I’m no stranger to a sprained ankle. In fact, soccer made sure my right ankle will never look like a normal ankle again. I imagine that as I get older, my right ankle will suck. To my surprise it was my LEFT ankle, old reliable, that went down, taking my entire body with it. If you’re a parent or person around a bunch of kids (hey teacher friends!), then you know you can’t freak out when something happens to you. It freaks the kids out. There I was, in excruciating pain, and Noah goes, “You ok, mommy? You scared me! You’re sitting down? Ok, I’ll sit next to you.” I was just nodding and “mm hmm-ing” him while silently screaming, crying, and cursing in my head.
I powered through and was able to hobble the quarter mile back to our condo before my body gave out. On the couch with my foot in the air, I was essentially down for the count.
This caused a series of events to happen: I wasn’t able to move about as usual and Noah had to legit become the man of the house. He had to move the chair to reach the Advil I needed. He had to make his own sandwich. He had to bring me the water jug and a cup just so I could pour myself a drink. This was a wake-up call for him and, in all honesty, for me. Up until now, I’d do most things for my son. I like doing things for my son. But right now, I physically can’t. He was forced to “work.” For the most part, he was great. He has a way of realizing when things aren’t normal, and he compensates.
However, his frustration with this added responsibility, and mine with my lack of movement and pain, came to a head when we had to make our way to the airport on Saturday to pick up Ken. Hobbling around the condo, getting dressed, and finally getting to the car took all my energy. It’s hot in Costa Rica. The stairs are steep and awkward. So when I finally got to the overheated car, drove it to the gate, and had to get back out of the car to open the gate, I was already at the max for my patience. When I got back into the car and I heard his little, squeaky voice say, “Geez, can you move the car already? My arm is hot in the sun!” I lost it. I lost all of it.

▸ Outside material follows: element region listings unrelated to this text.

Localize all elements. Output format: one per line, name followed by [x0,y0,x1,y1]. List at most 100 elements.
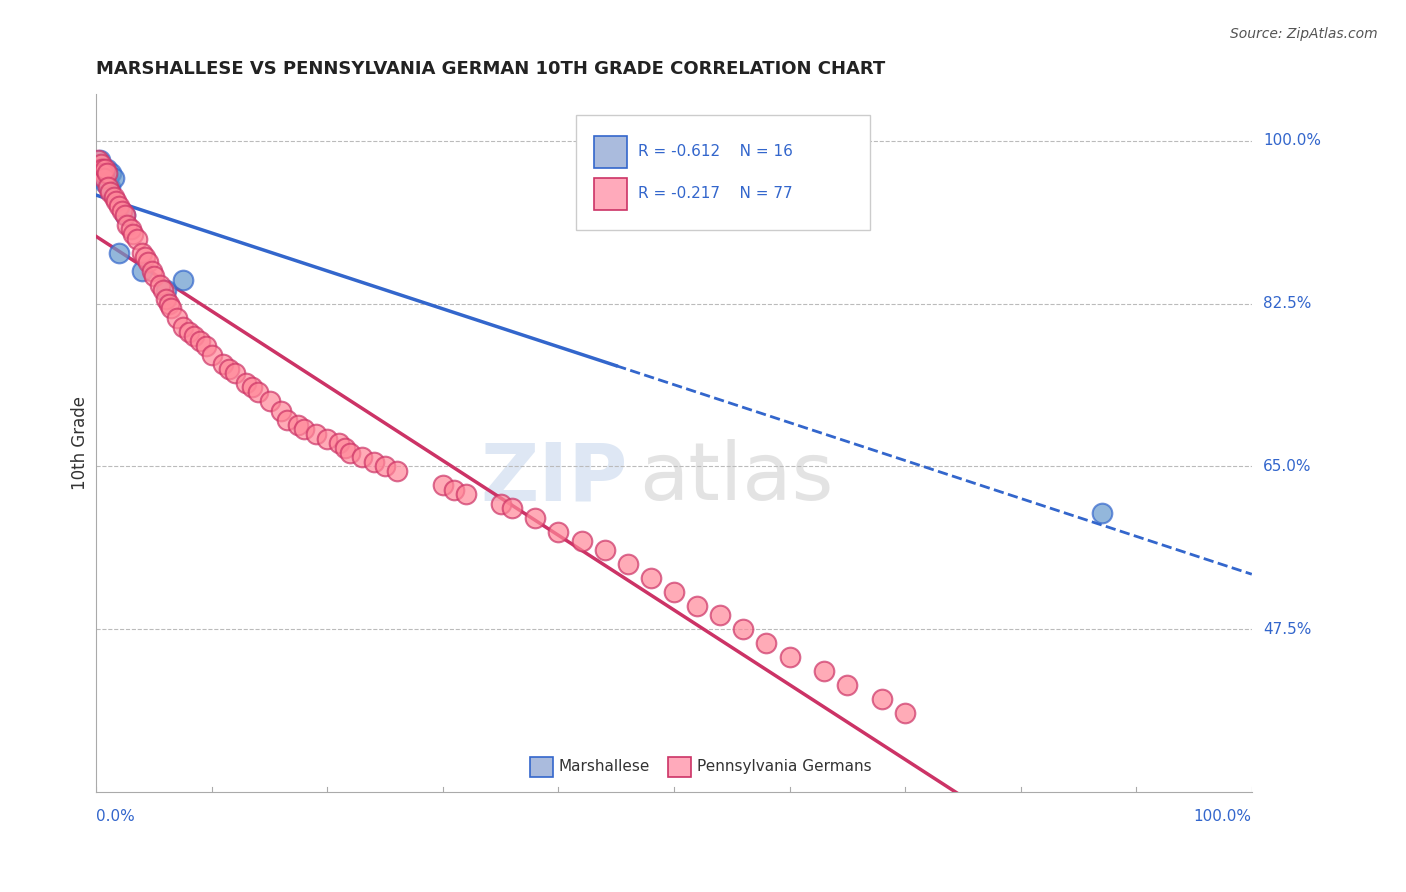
Text: R = -0.217    N = 77: R = -0.217 N = 77 [638,186,793,201]
Point [91,161,114,176]
Text: Pennsylvania Germans: Pennsylvania Germans [697,759,872,774]
Point [172,273,194,287]
Point [155,292,177,306]
Point [114,208,136,222]
Point [134,250,156,264]
Text: 100.0%: 100.0% [1264,134,1322,148]
Point [122,227,145,241]
Point [385,464,408,478]
Point [662,585,685,599]
Text: atlas: atlas [640,439,834,517]
Point [218,361,240,376]
Point [755,636,778,650]
Point [155,283,177,297]
Point [201,348,224,362]
Point [194,338,217,352]
Point [96,161,118,176]
FancyBboxPatch shape [595,178,627,210]
Text: 65.0%: 65.0% [1264,459,1312,474]
Text: 82.5%: 82.5% [1264,296,1312,311]
Text: 100.0%: 100.0% [1194,809,1251,823]
Point [212,357,235,371]
FancyBboxPatch shape [576,115,870,230]
Point [287,417,309,432]
Text: MARSHALLESE VS PENNSYLVANIA GERMAN 10TH GRADE CORRELATION CHART: MARSHALLESE VS PENNSYLVANIA GERMAN 10TH … [96,60,886,78]
Point [489,497,512,511]
Point [363,455,385,469]
Point [443,483,465,497]
Point [259,394,281,409]
Point [89,161,111,176]
Point [593,543,616,558]
Point [141,264,163,278]
Point [90,157,112,171]
Point [571,533,593,548]
Point [172,320,194,334]
Point [501,501,523,516]
Point [93,171,115,186]
Point [97,171,120,186]
Point [235,376,257,390]
Point [779,650,801,665]
Point [339,445,361,459]
Point [733,622,755,636]
Point [240,380,263,394]
Point [91,161,114,176]
Point [188,334,211,348]
Point [709,608,731,623]
Point [1090,506,1112,520]
Point [350,450,373,465]
Point [100,166,122,180]
Point [177,325,200,339]
Point [160,301,183,316]
Y-axis label: 10th Grade: 10th Grade [72,396,89,491]
Point [316,432,339,446]
Point [224,367,246,381]
Point [117,218,139,232]
Point [120,222,142,236]
Point [305,426,328,441]
Point [374,459,396,474]
Point [87,153,110,167]
Text: 0.0%: 0.0% [96,809,135,823]
Point [98,185,121,199]
Point [870,692,893,706]
Text: R = -0.612    N = 16: R = -0.612 N = 16 [638,145,793,159]
Point [94,176,117,190]
Text: ZIP: ZIP [481,439,627,517]
Point [91,171,114,186]
Point [524,510,547,524]
Point [276,413,298,427]
Point [104,194,127,209]
Point [94,161,117,176]
Point [110,203,132,218]
Point [103,190,125,204]
Text: 47.5%: 47.5% [1264,622,1312,637]
Point [87,161,110,176]
Point [108,245,131,260]
Point [813,664,835,678]
Point [292,422,315,436]
Point [328,436,350,450]
Point [686,599,709,613]
Point [166,310,188,325]
Point [432,478,454,492]
Point [640,571,662,585]
Point [616,557,638,571]
FancyBboxPatch shape [668,757,692,777]
Point [103,171,125,186]
Point [143,268,166,283]
FancyBboxPatch shape [530,757,553,777]
Point [270,403,292,417]
Point [108,199,131,213]
Point [333,441,356,455]
Point [96,166,118,180]
Point [97,180,120,194]
Point [114,208,136,222]
Point [837,678,859,692]
Text: Source: ZipAtlas.com: Source: ZipAtlas.com [1230,27,1378,41]
Point [136,255,159,269]
Point [157,296,180,310]
Point [89,153,111,167]
Point [894,706,917,720]
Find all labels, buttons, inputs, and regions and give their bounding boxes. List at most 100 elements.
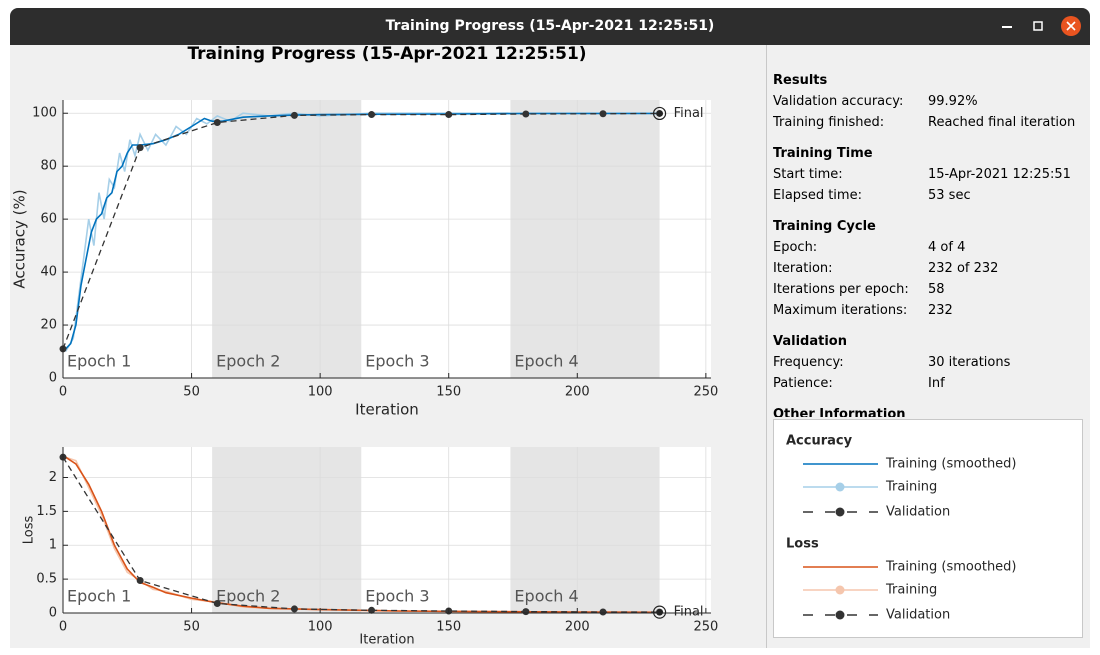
info-value: Reached final iteration [928, 115, 1076, 130]
info-key: Iteration: [773, 261, 833, 276]
x-tick-label: 150 [436, 385, 461, 400]
info-key: Start time: [773, 167, 843, 182]
epoch-label: Epoch 4 [514, 352, 578, 371]
epoch-band [212, 100, 362, 378]
section-heading: Training Time [773, 146, 873, 161]
info-panel: Results Validation accuracy: 99.92% Trainin… [773, 70, 1083, 417]
info-row: Maximum iterations: 232 [773, 300, 1083, 321]
info-key: Validation accuracy: [773, 94, 904, 109]
epoch-label: Epoch 1 [67, 352, 131, 371]
final-marker [652, 605, 667, 619]
series-line [65, 456, 660, 614]
y-tick-label: 1.5 [36, 504, 57, 519]
legend-marker [835, 585, 845, 595]
info-key: Iterations per epoch: [773, 282, 909, 297]
series-marker [368, 606, 376, 614]
info-value: 4 of 4 [928, 240, 966, 255]
y-tick-label: 100 [32, 106, 57, 121]
legend-label: Training [885, 480, 937, 495]
x-tick-label: 150 [436, 620, 461, 635]
final-label: Final [674, 106, 704, 121]
series-marker [522, 110, 530, 118]
info-row: Elapsed time: 53 sec [773, 185, 1083, 206]
window-title: Training Progress (15-Apr-2021 12:25:51) [385, 18, 715, 34]
y-tick-label: 40 [40, 265, 57, 280]
legend-label: Validation [886, 608, 950, 623]
series-marker [522, 608, 530, 616]
close-icon [1066, 21, 1076, 31]
info-key: Patience: [773, 376, 833, 391]
section-heading: Validation [773, 334, 847, 349]
epoch-band [510, 447, 660, 613]
info-row: Start time: 15-Apr-2021 12:25:51 [773, 164, 1083, 185]
info-row: Iteration: 232 of 232 [773, 258, 1083, 279]
series-marker [213, 600, 221, 608]
info-row: Frequency: 30 iterations [773, 352, 1083, 373]
info-key: Training finished: [773, 115, 885, 130]
x-tick-label: 200 [565, 620, 590, 635]
x-tick-label: 0 [59, 385, 67, 400]
series-marker [445, 111, 453, 119]
legend-heading: Loss [786, 537, 819, 552]
series-marker [290, 111, 298, 119]
y-tick-label: 1 [49, 538, 57, 553]
series-marker [136, 576, 144, 584]
info-value: 58 [928, 282, 945, 297]
epoch-label: Epoch 1 [67, 587, 131, 606]
series-marker [599, 110, 607, 118]
info-key: Maximum iterations: [773, 303, 908, 318]
y-tick-label: 20 [40, 318, 57, 333]
x-tick-label: 250 [693, 385, 718, 400]
window-controls[interactable] [1002, 16, 1081, 36]
epoch-label: Epoch 2 [216, 352, 280, 371]
x-tick-label: 250 [693, 620, 718, 635]
series-marker [599, 608, 607, 616]
epoch-label: Epoch 3 [365, 587, 429, 606]
maximize-button[interactable] [1033, 21, 1043, 31]
section-heading: Results [773, 73, 828, 88]
epoch-band [510, 100, 660, 378]
legend-heading: Accuracy [786, 434, 853, 449]
legend-marker [835, 482, 845, 492]
series-marker [290, 605, 298, 613]
epoch-label: Epoch 3 [365, 352, 429, 371]
legend-label: Training (smoothed) [885, 560, 1017, 575]
info-side-panel [766, 45, 1090, 648]
epoch-label: Epoch 2 [216, 587, 280, 606]
info-value: 99.92% [928, 94, 978, 109]
figure-title: Training Progress (15-Apr-2021 12:25:51) [187, 44, 586, 64]
x-tick-label: 0 [59, 620, 67, 635]
info-value: Inf [928, 376, 945, 391]
info-key: Epoch: [773, 240, 818, 255]
info-key: Frequency: [773, 355, 844, 370]
x-tick-label: 100 [308, 620, 333, 635]
series-marker [368, 111, 376, 119]
legend-label: Training (smoothed) [885, 457, 1017, 472]
y-tick-label: 60 [40, 212, 57, 227]
info-value: 15-Apr-2021 12:25:51 [928, 167, 1071, 182]
info-row: Validation accuracy: 99.92% [773, 91, 1083, 112]
info-row: Epoch: 4 of 4 [773, 237, 1083, 258]
legend-marker [835, 610, 845, 620]
y-tick-label: 0 [49, 371, 57, 386]
info-row: Training finished: Reached final iteratio… [773, 112, 1083, 133]
info-value: 232 [928, 303, 953, 318]
info-value: 30 iterations [928, 355, 1011, 370]
series-marker [136, 144, 144, 152]
series-marker [213, 119, 221, 127]
legend-label: Training [885, 583, 937, 598]
info-value: 232 of 232 [928, 261, 999, 276]
legend-label: Validation [886, 505, 950, 520]
section-heading: Other Information [773, 407, 906, 417]
x-tick-label: 200 [565, 385, 590, 400]
y-tick-label: 0.5 [36, 572, 57, 587]
info-value: 53 sec [928, 188, 971, 203]
y-tick-label: 80 [40, 159, 57, 174]
epoch-label: Epoch 4 [514, 587, 578, 606]
x-tick-label: 50 [183, 385, 200, 400]
y-tick-label: 0 [49, 606, 57, 621]
minimize-button[interactable] [1002, 26, 1012, 28]
info-row: Patience: Inf [773, 373, 1083, 394]
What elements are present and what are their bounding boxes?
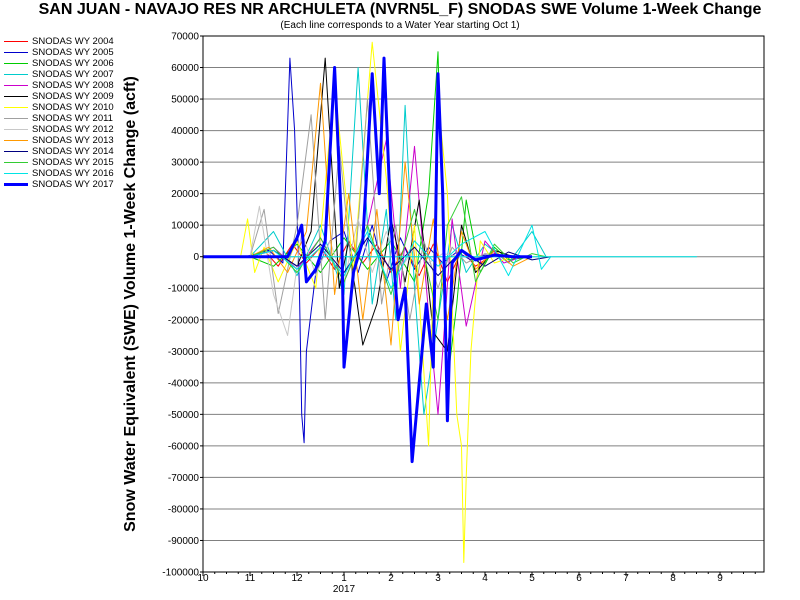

“You’re HOT!?!? I can’t WALK!!! I swear I’ve been…” To be honest I don’t remember the entire tirade, but it ended with me exclaiming: “Noah, life is hard! Things aren’t easy! You’re going to have to learn to deal!” In hindsight, this wasn’t the best reaction I could have had, and its something that I think all parents struggle with (keeping your cool when nothing is going your way). I did apologize for my reaction afterwards, but still made it clear why I wasn’t happy with what he was saying to me.
While we waited for Ken we eventually went back to normal: laughing and joking around. When Ken’s plane landed not much later, we were all relieved he was home.
Since the airport is so close to the city of Liberia, we headed for one of our favorite places, Tierra Mar. I asked Ken if his flight was “easy,” and that triggered Noah: “Mommy said that ‘life is hard,’ Daddy. And you have to deal with it.”
When he repeated my life lesson, Ken burst into laughter. My husband knew I had hit my wits end. I laughed hearing my words of wisdom come out of my child. Noah thought we were just being silly not realizing the toll being alone had taken on me.
Despite all my frustration, I learned this: my disability for these last few days and not having Ken around gave Noah a new outlook. He knows what I do, and he knows what he has to start to do. I became aware of just how much his little shoulders can hold. Did he make the best PB&J sandwich ever? Nope. But did he make it himself? Yup. And he was super proud.
Now that Ken’s back, he and Noah are off on adventures finding birds and animals. Ken’s also here to cook, clean, get me water… I’m still healing and I haven’t been more than 15 feet from the condo in days. I was able to hobble to the pool and back, but Ken wasn’t crazy about that. So here I am, laid up. In paradise.

PS – my mom sent Ken back with a container of cookies for Noah. They lasted from Saturday until Tuesday. Noah is a cookie monster. Also, check out his new goggles! Pretty cool!